EARLIER this week, Hungary, Ireland, Sweden and Ukraine completed the final qualification round-up to secure places in European finals which are to take place in France next summer.
Hungary’s 1-0 win was in part down to a fine string of saves from their goalkeeper Kiraly, known for wearing jogging bottoms. If he plays in the finals, he will become the first player in his fifth decade to participate at a UEFA European tournament when he turns 40 next year. Despite using three managers over the course of their qualification campaign, a brilliant goal from Tamas Priskin did them all proud and sent them through.
Ukraine had to battle hard before securing a place for a second consecutive time courtesy of Andriy Yarmolenko, who made it 1-1 on the night in what was a very spirited display by the Slovenians. Ukraine had controlled the first leg at home 2-0, but the game almost began to slip from then when they conceded after 11 minutes when home skipper Bostjan Cesar headed in from close range. But they failed to create enough chances to take the game to extra time, ultimately succumbing to a 3-1 defeat on aggregate.

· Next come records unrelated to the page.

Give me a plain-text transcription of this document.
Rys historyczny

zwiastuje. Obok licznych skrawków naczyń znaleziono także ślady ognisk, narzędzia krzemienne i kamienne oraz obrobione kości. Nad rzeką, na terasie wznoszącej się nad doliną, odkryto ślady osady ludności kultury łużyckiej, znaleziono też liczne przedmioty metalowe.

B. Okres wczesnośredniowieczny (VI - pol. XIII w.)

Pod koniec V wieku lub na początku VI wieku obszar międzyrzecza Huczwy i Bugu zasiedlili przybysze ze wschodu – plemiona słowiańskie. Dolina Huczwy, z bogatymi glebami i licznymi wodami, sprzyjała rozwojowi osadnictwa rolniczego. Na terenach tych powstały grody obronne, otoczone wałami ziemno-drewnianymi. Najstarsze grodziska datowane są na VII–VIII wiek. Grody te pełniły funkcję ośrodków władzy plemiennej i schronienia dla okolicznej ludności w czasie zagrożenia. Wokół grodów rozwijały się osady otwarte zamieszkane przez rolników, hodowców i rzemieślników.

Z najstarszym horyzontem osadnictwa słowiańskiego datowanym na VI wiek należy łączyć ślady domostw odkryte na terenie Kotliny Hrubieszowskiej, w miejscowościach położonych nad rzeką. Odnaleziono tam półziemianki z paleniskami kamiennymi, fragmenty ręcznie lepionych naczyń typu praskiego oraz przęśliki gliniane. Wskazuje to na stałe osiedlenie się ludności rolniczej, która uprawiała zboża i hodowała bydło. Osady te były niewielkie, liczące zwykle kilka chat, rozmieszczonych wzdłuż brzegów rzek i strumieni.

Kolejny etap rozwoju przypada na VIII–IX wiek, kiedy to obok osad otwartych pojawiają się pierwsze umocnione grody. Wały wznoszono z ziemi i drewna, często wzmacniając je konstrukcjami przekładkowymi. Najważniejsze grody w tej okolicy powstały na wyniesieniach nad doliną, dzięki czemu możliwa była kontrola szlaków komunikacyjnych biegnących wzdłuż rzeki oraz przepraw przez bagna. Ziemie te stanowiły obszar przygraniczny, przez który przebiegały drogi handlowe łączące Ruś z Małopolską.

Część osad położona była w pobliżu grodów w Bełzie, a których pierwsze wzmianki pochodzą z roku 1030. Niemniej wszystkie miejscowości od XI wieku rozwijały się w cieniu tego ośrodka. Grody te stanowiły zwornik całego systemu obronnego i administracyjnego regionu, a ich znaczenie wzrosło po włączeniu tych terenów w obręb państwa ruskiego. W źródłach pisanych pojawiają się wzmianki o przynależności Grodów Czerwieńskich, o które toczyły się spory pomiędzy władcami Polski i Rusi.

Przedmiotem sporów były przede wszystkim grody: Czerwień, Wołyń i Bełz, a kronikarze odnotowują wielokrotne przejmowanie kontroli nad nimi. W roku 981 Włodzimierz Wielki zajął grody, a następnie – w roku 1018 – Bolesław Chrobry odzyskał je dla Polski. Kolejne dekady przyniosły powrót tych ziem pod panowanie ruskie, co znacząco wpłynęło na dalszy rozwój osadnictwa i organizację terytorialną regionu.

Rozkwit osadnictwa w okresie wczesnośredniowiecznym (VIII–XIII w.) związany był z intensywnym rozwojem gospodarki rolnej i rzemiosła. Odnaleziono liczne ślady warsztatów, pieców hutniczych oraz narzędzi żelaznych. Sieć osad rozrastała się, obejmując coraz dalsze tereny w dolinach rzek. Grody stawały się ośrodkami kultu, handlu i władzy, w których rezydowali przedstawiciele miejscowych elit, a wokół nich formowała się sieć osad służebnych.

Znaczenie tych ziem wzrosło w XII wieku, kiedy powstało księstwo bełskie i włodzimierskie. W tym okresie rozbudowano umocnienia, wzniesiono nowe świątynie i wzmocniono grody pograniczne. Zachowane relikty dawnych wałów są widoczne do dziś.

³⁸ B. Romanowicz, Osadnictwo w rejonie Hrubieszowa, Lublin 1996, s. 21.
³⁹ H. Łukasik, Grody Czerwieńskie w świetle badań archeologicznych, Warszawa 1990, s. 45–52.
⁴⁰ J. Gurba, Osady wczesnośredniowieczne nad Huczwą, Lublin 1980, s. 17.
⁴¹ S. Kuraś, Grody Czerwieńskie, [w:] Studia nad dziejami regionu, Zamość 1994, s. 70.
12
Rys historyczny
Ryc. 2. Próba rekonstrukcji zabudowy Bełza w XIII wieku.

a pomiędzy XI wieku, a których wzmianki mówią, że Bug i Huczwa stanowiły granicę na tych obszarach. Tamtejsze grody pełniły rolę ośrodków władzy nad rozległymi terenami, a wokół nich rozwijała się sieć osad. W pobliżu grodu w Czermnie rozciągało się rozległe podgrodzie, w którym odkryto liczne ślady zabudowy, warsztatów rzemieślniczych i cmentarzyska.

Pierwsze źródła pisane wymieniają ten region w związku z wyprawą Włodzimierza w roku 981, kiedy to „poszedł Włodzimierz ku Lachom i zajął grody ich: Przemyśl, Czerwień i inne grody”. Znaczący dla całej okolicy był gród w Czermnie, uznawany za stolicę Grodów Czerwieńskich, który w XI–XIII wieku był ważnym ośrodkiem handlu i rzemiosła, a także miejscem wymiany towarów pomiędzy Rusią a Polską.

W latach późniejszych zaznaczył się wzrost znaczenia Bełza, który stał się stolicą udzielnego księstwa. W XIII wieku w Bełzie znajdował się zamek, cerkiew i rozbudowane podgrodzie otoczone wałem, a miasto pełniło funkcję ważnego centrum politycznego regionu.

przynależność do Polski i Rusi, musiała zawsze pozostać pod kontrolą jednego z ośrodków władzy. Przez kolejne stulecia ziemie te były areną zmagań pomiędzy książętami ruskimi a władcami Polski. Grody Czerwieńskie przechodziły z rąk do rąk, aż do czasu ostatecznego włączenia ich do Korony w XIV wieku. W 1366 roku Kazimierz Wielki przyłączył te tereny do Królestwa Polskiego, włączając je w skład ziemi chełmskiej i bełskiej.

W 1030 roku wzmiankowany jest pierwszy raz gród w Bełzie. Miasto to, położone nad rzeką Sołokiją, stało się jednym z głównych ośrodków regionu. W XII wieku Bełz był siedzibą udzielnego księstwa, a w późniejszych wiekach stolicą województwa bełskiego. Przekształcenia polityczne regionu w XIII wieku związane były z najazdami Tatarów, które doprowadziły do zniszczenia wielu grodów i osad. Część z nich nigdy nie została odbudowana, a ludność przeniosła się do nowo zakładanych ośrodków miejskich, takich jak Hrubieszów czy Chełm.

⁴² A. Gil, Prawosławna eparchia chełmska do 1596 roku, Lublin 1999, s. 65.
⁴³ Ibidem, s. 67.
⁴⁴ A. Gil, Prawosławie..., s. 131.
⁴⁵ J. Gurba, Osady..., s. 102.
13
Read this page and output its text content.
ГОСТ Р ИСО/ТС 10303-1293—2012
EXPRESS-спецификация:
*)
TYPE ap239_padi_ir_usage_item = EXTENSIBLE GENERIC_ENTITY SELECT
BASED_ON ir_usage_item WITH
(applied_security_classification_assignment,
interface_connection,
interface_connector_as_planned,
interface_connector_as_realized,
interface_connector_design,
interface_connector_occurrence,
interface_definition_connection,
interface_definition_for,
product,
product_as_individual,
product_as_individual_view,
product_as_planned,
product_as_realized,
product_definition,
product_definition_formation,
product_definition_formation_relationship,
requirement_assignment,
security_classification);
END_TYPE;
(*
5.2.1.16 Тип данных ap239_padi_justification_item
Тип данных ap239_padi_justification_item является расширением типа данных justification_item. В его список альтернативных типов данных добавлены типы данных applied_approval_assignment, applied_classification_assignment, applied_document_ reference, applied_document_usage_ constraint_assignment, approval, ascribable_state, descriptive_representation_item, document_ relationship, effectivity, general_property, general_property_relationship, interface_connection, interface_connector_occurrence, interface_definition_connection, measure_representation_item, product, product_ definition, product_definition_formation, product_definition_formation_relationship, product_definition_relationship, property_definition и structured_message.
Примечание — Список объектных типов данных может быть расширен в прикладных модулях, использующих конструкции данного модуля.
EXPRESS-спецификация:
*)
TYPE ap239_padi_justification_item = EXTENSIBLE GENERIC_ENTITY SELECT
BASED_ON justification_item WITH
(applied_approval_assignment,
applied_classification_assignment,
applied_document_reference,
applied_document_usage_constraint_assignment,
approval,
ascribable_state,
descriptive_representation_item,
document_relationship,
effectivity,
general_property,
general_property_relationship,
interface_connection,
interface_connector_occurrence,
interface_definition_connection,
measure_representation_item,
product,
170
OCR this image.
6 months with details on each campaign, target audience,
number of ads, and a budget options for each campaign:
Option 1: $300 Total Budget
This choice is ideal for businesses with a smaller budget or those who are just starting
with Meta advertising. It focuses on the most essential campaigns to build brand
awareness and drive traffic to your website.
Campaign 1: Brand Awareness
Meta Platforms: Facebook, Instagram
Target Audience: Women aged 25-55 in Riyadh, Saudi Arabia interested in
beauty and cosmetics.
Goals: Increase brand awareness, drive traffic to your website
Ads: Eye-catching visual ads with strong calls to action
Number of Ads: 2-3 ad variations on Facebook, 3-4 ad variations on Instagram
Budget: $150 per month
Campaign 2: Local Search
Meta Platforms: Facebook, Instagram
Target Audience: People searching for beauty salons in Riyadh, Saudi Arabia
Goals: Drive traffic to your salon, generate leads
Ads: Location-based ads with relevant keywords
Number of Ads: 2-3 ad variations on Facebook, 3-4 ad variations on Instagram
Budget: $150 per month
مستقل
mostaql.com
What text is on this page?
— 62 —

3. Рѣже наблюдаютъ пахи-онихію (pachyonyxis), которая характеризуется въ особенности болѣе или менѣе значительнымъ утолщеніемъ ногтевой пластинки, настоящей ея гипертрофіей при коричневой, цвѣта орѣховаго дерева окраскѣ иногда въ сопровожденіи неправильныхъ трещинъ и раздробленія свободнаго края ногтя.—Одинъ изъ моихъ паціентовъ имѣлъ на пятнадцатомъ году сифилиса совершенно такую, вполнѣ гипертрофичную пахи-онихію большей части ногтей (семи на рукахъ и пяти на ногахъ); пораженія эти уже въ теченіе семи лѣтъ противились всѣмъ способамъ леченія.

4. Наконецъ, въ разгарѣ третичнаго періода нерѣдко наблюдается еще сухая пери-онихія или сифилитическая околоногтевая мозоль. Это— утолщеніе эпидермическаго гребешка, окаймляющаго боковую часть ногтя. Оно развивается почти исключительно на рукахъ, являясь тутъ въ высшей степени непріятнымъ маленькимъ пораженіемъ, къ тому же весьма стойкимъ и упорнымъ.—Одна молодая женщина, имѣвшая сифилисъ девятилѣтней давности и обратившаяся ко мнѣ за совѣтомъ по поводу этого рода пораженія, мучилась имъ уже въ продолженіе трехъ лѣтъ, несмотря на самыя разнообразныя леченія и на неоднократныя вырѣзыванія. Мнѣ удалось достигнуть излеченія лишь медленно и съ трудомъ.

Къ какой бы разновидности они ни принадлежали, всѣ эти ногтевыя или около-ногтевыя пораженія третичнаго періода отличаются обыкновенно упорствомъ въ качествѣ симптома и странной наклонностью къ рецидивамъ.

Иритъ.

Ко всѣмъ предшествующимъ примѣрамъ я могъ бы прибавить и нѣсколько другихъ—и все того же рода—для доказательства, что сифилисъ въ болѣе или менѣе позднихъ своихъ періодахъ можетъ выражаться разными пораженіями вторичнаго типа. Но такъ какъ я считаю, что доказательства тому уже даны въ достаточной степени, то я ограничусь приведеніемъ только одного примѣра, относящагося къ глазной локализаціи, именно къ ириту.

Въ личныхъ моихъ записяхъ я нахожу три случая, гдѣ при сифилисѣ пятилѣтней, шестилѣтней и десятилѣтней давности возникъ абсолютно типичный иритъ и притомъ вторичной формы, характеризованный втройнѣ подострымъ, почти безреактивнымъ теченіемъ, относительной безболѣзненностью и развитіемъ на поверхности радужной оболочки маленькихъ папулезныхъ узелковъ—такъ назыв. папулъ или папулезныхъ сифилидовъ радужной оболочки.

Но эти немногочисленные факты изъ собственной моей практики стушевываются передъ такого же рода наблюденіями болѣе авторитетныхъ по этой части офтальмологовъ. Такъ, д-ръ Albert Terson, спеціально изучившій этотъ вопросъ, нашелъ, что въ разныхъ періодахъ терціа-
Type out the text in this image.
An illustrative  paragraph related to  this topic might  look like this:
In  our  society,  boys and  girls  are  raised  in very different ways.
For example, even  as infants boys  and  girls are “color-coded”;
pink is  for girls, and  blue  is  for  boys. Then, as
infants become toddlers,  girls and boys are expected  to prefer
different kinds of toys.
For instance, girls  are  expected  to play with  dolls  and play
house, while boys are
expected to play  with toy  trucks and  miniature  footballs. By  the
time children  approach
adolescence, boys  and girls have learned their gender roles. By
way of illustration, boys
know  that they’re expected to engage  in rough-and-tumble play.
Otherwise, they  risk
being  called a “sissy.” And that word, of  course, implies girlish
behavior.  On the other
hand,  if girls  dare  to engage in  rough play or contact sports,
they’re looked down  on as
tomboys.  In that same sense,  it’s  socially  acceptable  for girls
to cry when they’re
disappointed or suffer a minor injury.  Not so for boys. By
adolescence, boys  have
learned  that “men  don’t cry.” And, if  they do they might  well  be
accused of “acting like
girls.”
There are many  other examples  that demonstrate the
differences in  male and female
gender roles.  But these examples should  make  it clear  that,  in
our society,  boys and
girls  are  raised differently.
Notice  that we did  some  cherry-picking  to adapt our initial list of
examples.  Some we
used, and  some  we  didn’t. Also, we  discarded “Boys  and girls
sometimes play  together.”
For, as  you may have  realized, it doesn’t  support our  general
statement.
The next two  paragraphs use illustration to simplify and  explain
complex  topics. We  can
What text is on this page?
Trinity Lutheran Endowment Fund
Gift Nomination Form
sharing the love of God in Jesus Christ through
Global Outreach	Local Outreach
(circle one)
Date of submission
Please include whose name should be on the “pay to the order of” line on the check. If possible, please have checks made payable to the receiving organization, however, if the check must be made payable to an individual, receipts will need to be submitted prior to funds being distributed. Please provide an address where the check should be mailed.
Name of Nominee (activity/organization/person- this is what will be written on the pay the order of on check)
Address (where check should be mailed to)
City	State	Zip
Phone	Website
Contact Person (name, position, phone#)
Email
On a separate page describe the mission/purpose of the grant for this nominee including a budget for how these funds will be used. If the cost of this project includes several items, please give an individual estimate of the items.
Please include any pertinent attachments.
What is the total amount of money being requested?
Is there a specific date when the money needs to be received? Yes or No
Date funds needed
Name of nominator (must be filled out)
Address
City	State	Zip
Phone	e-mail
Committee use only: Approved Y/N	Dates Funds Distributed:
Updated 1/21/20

Two goals from Jon Walters against Bosnia-Herzegovina saw Ireland end their long road to European qualification on a high. Ireland’s win came six years after they were memorably denied World Cup qualification through Thierry Henry’s infamous handball, but on Monday night there really did seem to have the luck of the Irish. The men in green were awarded a controversial penalty by Dutch referee Bjorn Kuipers in the 24th-minute after Bosnia’s Ervin Zukanovic was harshly adjudged to have handled a Daryl Murphy cross. Walters volleyed in again on the 74th minute to all but send the Republic through. The Republic’s journey has epitomised the successful partnership between manager Martin O’Neill and his accomplice Roy Keane, who took over after Ireland’s dismal Euros campaign four years ago under Italian Giovanni Trappatoni.
A double from Zlatan Ibrahimovic secured a 4-3 aggregate victory over neighbours Denmark to reach their fifth successive European Championship. Having lead 2-1 from the first leg, the Swedes opened the scoring with Ibrahimovic’s scruffy first-time shot from Kim Kallstrom’s corner before later curling in a 25-yard free-kick to all but seal a finals spot. Denmark levelled on the night through Yussuf Poulsen and Jannik Vestergaard, but fell two goals short on aggregate.Sweden looked like the more dominant side and, although the Danes didn’t disgrace themselves and rallied in the second half, the Swedes earned the revenge that they were no doubt seeking for their 2010 World Cup play-off defeat by their Scandinavian rivals.
So, the stage is now set for the Euros in France next summer and the spotlight will, shine for the first time on the footballing minnows of Europe in what could be described as a dawning of a new era for international European football.